Like in any real estate cycle, Williamsburg’s market is about to dip, bringing property values down. That means that right now, until the L train repairs are nearing their end, apartments won’t necessarily buy out at the highest rate tenants would otherwise receive during a strong market. There are a lot of valid reasons why tenants in rent-controlled apartments might look to move. For example, they might be a family outgrowing their apartment, or maybe they’re beginning to find their apartment’s stairs a challenge. In situations like these, of course it would make sense to accept a buyout. However, if a tenant is looking to move due to the shutdown alone, it may be worth holding on a little longer.
Unlike renters in market-rate apartments, those rent-stabilized apartment renters are in the unique position of rent-controlled apartment tenant’s rights, which include indefinite lease renewals and succession rights. For renters in market-rate units, bailing on a neighborhood if it means an easier commute is a logical solution, especially if you can get a comparable apartment in an equally great neighborhood with better transportation. For renters in rent-stabilized apartments though, buying out now means surrendering their rights while the market is down, which yields a lower buyout price.
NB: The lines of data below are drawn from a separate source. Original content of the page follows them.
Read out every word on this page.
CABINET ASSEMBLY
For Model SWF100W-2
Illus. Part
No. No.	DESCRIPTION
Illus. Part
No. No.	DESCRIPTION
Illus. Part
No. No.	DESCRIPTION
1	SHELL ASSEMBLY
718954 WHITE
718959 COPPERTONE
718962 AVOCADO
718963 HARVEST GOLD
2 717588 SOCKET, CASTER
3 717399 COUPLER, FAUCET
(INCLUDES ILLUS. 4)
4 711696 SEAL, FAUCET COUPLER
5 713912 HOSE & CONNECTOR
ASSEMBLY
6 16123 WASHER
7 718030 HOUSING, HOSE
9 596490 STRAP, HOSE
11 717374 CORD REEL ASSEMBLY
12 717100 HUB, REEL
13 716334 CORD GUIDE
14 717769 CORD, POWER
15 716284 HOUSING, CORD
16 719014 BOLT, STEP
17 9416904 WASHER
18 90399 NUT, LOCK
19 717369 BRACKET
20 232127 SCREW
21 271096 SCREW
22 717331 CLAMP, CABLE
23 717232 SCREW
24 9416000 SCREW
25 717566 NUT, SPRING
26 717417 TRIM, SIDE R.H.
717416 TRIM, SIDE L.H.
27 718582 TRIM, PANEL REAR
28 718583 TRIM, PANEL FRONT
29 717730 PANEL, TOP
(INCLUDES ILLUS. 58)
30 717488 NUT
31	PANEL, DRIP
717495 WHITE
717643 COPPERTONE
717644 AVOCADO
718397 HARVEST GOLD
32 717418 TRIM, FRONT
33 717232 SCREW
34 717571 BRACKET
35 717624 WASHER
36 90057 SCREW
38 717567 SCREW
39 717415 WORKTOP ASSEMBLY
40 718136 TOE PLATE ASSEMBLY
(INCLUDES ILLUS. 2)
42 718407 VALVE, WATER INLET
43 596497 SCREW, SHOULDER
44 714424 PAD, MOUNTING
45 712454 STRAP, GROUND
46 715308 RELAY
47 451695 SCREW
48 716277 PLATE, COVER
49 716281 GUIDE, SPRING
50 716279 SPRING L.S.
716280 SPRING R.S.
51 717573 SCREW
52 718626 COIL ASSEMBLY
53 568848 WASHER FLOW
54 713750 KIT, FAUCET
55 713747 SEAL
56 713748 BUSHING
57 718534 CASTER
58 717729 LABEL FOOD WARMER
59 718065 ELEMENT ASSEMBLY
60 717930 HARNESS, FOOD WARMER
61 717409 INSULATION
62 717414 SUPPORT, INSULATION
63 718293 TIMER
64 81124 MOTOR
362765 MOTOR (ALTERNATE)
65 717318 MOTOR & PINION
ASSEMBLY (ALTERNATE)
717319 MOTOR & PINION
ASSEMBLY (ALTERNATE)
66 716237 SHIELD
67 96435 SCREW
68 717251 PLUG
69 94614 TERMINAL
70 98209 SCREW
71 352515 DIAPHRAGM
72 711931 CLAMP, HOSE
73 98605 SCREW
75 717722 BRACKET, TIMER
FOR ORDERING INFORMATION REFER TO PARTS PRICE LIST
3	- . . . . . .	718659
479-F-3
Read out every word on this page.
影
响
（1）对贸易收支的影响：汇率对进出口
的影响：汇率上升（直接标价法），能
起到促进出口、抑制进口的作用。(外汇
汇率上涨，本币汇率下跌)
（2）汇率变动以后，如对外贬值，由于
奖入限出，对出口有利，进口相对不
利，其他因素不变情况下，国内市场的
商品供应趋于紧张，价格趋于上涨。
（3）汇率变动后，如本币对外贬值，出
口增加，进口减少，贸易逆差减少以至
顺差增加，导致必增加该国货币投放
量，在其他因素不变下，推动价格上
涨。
For these reasons, the best time for tenants in rent-stabilized apartments to accept buyouts from their landlords is actually when the L train is close to reopening and prices are back at pre-shutdown levels. Instead of skipping town, I’d encourage tenants in rent-stabilized apartments in Williamsburg not to panic, and to accept a buyout when the time is right for them.
It’s important to remember that the shutdown, like the state of the real estate market in general, is temporary. To tenants in rent-stabilized apartments, I would say yes, a longer commute for 15 months will be tough. But it will pass, and ultimately the rewards outweigh the negatives.